If we use a PD controller, then

K(s) = K_p + s K_d,
where again K_p and K_d are the to-be-designed proportional and derivative gains respectively. If we are using a lead controller, like in the prelab,

https://introcontrol.mit.edu/fall22/prelabs/prelab07/preLabLead then

K(s) = K_0 \frac{s_p}{s_z} \left( \frac{s - s_z}{s- s_p} \right)
where again s_z < 0 , s_p < 0 , and K_0 > 0 are the to-be-designed zero, pole, and steady-state gain of the lead.

Determine a lead controller, implement and test it. We strongly recommend you determine the numerical values for your controller, and then transfer those values to line 217 in the Teensy sketch. Also, we suggest setting the offsetCtype on line 39 to 1 (so that your lead controller is used by default).

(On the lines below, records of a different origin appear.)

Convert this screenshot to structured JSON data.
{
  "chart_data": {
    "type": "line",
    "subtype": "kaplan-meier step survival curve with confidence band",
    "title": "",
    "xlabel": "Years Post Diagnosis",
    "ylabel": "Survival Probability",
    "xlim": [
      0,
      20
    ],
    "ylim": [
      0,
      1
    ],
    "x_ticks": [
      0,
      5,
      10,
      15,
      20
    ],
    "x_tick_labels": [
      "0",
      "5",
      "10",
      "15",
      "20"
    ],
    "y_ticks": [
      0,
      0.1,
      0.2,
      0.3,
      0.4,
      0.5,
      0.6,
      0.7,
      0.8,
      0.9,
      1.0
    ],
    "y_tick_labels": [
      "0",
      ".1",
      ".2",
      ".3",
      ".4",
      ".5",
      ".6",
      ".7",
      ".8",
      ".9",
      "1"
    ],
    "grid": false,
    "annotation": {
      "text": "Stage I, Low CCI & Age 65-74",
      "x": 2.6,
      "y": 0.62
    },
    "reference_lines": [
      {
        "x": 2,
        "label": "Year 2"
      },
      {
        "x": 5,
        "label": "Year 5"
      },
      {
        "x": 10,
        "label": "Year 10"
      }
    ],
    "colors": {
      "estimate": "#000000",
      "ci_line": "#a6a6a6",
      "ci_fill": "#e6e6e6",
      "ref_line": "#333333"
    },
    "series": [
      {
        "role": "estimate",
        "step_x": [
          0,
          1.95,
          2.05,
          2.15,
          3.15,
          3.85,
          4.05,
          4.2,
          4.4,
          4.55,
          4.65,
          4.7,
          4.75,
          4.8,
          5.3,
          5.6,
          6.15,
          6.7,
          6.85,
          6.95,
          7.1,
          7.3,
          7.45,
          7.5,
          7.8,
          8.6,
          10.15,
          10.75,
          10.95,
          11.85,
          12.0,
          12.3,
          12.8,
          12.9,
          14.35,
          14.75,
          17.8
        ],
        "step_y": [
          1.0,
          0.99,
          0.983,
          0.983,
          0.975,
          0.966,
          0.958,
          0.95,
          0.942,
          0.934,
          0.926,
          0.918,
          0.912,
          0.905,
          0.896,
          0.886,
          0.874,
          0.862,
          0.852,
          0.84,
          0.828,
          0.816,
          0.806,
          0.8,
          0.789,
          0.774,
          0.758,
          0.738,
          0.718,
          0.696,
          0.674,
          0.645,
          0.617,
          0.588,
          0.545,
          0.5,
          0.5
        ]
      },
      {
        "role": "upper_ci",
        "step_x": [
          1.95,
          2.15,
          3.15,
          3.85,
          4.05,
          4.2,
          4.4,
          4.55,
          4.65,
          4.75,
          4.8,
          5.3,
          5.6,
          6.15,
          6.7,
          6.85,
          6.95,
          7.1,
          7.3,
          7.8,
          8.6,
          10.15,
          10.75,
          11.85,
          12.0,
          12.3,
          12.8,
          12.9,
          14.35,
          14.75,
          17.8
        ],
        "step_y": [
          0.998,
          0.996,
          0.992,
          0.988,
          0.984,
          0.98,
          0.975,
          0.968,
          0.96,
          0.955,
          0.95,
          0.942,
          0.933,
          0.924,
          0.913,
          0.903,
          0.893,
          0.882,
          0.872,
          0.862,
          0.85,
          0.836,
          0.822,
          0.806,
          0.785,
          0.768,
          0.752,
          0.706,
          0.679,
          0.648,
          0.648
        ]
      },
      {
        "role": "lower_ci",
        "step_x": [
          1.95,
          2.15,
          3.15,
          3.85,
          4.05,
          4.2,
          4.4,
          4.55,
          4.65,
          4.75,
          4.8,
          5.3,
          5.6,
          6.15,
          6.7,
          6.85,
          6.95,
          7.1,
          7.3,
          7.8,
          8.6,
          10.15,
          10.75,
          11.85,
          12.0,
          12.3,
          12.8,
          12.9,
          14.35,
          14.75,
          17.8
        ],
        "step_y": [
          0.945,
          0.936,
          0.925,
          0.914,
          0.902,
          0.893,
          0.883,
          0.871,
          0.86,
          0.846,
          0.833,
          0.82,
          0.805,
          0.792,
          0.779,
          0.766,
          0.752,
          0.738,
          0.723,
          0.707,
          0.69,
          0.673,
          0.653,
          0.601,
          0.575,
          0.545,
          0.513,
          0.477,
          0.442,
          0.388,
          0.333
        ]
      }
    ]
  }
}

Try to keep the high frequency gain, K_0 \frac{s_p}{s_z}, less than 100, so that you do not magnify the measurement noise too much. And match your low frequency gain, K_0, to the value you used for K_p in the PD controller. You may need to lower K_p = K_0 in the PD controller and the lead controller, so that you can make the ratio \frac{s_p}{s_z} large enough to get a good "phase bump" at unity gain frequency.

PLEASE USE NUMERICAL VALUES FOR THE COEFFICIENTS IN THE TEENSY SKETCH!! IT IS FAR EASIER FOR US TO DETERMINE IF THE VALUES ARE IN A REASONABLE RANGE.

Checkoff 3:

YOU SHOULD BE ABLE TO ANSWER ALL THE CHECKOFF QUESTIONS IN ORDER TO GET THE CHECKOFF!!!

  1. How did you implement a DT version of the CT lead controller?
  2. What low frequency gain, what zero, and what pole did you use for your compensator?
  3. What is the phase margin according to your matlab model?
  4. What is the largest step you can use? Can you take larger steps if you set pSmooth (line 49) to 0.999? Why is that?
  5. If you examine the numerical coefficients for the lead controller, you can gain some intuition about how it works. If you do not see that, ask.